米迦勒想要回答利維坦,可心裡有些莫名抗拒。
最後白貓軟綿綿道:“我是有一個名字,但是我不喜歡這個名字。如果你不嫌麻煩,可以給我取一個。”
神想了一會兒,聲音裡多了一絲莫名的味道:“我最喜歡的名字已經有主人了,暫時沒有什麼好名字可以給你。”
“哦……”米迦勒想了想,“那你可以叫我以撒。雖然這不是我的真名,但我很喜歡這個名字,聽起來很幸福。”
三億三千萬年前,他在紅海時,某一筆交易就是幫一個孩子擺脫被父親販賣換取糧食的命運。作為回報,他隻要走了這個名字。
以撒在古語裡是微笑的意思,那個男孩的父母曾經一定是很愛他,才會給他這個代表快樂的名字吧。
那時一無所有的他,真的很羨慕男孩曾擁有一份這樣的愛意。
神卻搖頭:“我不想用别人的名字來稱呼你。”
祂心念一動,“有了,既然你喜歡這個含義,那就先叫你笑笑吧……怎麼了,是不是有些奇怪?”
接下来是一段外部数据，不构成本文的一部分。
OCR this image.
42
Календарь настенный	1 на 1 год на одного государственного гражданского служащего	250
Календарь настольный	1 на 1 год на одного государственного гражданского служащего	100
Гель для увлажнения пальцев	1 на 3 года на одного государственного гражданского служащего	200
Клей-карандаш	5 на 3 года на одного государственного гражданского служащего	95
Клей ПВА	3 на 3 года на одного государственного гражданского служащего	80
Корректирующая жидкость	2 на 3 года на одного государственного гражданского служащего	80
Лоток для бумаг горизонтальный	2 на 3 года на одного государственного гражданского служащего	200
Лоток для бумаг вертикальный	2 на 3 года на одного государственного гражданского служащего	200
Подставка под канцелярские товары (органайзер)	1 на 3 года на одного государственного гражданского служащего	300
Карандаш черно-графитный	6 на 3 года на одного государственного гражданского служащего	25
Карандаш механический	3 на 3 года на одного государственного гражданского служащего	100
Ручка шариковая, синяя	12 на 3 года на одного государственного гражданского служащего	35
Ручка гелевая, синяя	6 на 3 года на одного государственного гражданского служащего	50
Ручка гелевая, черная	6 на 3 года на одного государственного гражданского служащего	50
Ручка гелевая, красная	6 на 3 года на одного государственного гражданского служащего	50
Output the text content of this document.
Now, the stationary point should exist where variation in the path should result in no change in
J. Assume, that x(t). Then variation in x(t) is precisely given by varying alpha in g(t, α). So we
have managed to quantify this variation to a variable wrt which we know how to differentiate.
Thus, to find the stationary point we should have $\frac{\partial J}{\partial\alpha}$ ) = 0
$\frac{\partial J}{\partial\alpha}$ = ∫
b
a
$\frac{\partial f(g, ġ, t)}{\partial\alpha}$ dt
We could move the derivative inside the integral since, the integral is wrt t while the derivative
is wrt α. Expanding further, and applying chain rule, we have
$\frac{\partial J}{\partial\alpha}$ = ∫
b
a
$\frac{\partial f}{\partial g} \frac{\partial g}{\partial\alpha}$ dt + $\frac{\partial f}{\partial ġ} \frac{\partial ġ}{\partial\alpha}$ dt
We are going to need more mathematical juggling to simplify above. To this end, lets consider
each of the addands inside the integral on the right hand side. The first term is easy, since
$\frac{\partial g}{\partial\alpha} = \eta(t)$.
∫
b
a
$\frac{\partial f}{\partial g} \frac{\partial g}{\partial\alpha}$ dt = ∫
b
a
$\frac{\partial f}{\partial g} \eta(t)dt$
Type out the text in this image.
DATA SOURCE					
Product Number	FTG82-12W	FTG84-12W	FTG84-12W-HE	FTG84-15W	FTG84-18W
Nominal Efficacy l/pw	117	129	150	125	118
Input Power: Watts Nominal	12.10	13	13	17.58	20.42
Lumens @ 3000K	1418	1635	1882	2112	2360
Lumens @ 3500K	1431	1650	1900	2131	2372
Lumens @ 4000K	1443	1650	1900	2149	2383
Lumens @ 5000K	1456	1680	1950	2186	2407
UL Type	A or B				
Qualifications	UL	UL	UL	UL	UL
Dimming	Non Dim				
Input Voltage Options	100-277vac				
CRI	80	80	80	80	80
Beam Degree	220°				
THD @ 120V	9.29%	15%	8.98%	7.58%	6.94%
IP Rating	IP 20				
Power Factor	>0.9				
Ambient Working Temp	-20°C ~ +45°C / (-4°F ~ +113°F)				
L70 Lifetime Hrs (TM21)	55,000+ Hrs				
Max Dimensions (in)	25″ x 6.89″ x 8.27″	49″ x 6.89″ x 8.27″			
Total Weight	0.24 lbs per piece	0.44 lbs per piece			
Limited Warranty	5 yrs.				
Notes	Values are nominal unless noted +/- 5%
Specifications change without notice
“笑笑”在天界的語言裡根本不能算一個名字,甚至不算一個昵稱。
但聽見這個昵稱,米迦勒愣了愣,罕有地,真切地笑了起來:“不,我很喜歡這個名字……我很喜歡你叫我笑笑!”
神眼神柔和:“我剛也覺得,我就該這麼呼喚你。”
米迦勒還想再說些什麼,可幻鱗使用快到期限了,不能再久留下去。
他從神的肩頭跳下去,跑了幾步,他突然回頭,疑惑道:“所以這裡到底是什麼地方?亞拉帕有這樣一片草原嗎?”
“這個地方叫月之白。”
“月之白?以前有嗎?”
身後,銀白色的光之海洋在風中搖曳。
那道清冷的身影站在大片如月華中的細草中,光輝依然那麼奪目。
祂是這片銀光的源頭,一切奪目耀眼之物的起始,光不會讓祂暗淡,是祂照亮了光。
白貓湖綠的眼眸裡,美人勾起嘴角,眼底的蒼藍攝人心魄:“以前是沒有的,但是剛剛……我希望有個地方,能帶你去盡情欣賞今夜的星辰。”
一路奔回黃昏殿時,天邊已經現出一線白色了,變回原身的米迦勒看着黃昏殿裡那些忙碌的人影,整理了一下自己的儀表,換上固有的肅穆表情,走了進去。
走着走着,他卻皺起了眉。
這一路上,不斷有人向他行禮,然後繼續忙手裡的事,這很平常,但是戰天使出色的直覺卻告訴他,不少人在拿怪異的眼神偷偷打量自己,就好像自己身上有什麼奇怪的東西。
這樣的感覺一直持續到他走到自己的辦公室前,也在這時,打着哈欠的小副官也從那一頭走來,但在看到米迦勒的那一刻時,突然瞪圓了眼睛。
“早,早安,長官。”英尼爾聲音都吓結巴了,好像見着了什麼行走的奇迹。
米迦勒眯起眼,聲音冷了下去:“我身上有什麼嗎?”
小副官忙道:“沒,沒有,我是說,很漂亮,真的很适合您……對了,我先去工作了,哦,還有,我會保密的,替我向嫂子問聲好!”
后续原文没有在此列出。